The Supreme Court deliberated Monday on whether the Food and Drug Administration (FDA) acted unfairly in banning flavored e-cigarettes, a decision aimed at reducing youth addiction.
At the heart of the case is whether the FDA's actions in denying approval to two companies, Triton and Vapetasia LLC, were “arbitrary and capricious,” as the companies claim.
The FDA barred the marketing of flavors such as sour grape, pink lemonade, and crème brûlée, including products with names like "Jimmy The Juice Man Strawberry Astronaut" and "Suicide Bunny Bunny Season."
The agency cited insufficient evidence from the companies to prove their products offered enough benefit to adult smokers to outweigh the risk of addiction among young people.

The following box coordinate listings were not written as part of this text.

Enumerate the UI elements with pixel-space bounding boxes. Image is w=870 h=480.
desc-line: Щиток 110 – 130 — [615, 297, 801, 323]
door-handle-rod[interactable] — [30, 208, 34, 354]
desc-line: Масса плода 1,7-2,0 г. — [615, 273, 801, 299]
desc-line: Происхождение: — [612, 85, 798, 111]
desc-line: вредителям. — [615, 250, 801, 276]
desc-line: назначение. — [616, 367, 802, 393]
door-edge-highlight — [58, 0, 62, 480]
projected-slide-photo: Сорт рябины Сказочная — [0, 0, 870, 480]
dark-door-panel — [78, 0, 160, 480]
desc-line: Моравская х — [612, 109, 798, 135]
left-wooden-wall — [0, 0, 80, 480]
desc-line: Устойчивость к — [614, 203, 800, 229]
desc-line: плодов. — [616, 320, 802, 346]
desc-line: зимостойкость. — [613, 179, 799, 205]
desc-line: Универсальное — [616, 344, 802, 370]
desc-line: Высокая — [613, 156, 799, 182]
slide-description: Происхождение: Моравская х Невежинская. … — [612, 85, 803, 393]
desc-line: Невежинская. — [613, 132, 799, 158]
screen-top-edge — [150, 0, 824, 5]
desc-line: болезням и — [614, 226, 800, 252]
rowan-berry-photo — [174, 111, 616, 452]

Triton and Vapetasia sued, arguing that the FDA unfairly shifted its evaluation standards mid-process. The companies claimed flavored e-cigarettes help adults quit smoking, but they were unable to meet the FDA’s requirements, which they allege changed without warning.
Lower courts overwhelmingly sided with the FDA, but the conservative 5th U.S. Circuit Court of Appeals accused the agency of moving the goalposts.
The appeals court did not mandate approval of the products but ordered the FDA to reassess its review process.
The FDA appealed to the Supreme Court, arguing that allowing the lower court’s decision to stand would “seriously impair” efforts to protect young people from vaping’s harmful effects. The agency maintains that flavored e-cigarettes are a significant driver of youth addiction.
During Monday’s session, several justices questioned the claims of unfairness. Justice Clarence Thomas asked Justice Department attorney Curtis Gannon to address the accusation that the FDA’s criteria were inconsistent.
Gannon insisted that the agency’s guidance was clear, stating that companies were always aware their products would be judged on their appeal to young people and their potential public health risks.
Justice Brett Kavanaugh appeared to agree, suggesting that once the FDA reviews a product and denies approval, “it’s kind of the end of it, isn’t it?” Justice Elena Kagan also defended the agency’s transparency, telling the companies’ attorney, Eric Heyer, that “there’s not a lot of mystery” in the FDA’s process.
The case comes amid a decline in teen vaping rates, which federal officials attribute to stricter regulations. Despite this progress, the Centers for Disease Control and Prevention reports that over 1.6 million children still use e-cigarettes, with nearly 90% favoring illicit flavored brands.
Currently, the FDA has authorized only 27 e-cigarette products for sale, nearly all tobacco-flavored, while denying millions of applications.
Companies must demonstrate their products are “appropriate for the protection of public health,” a high legal bar given the “known and substantial risk to youth,” according to the FDA.
The future of vaping regulation looms over the case. President-elect Trump has pledged to “save vaping,” even though his administration attempted to restrict flavored e-cigarettes in 2020.
The Vapor Technology Association, representing industry stakeholders, stated the incoming administration could swiftly resolve litigation by implementing a new regulatory standard.
The Supreme Court’s decision could reshape how the FDA regulates flavored vaping products and set a precedent for balancing public health concerns with industry interests.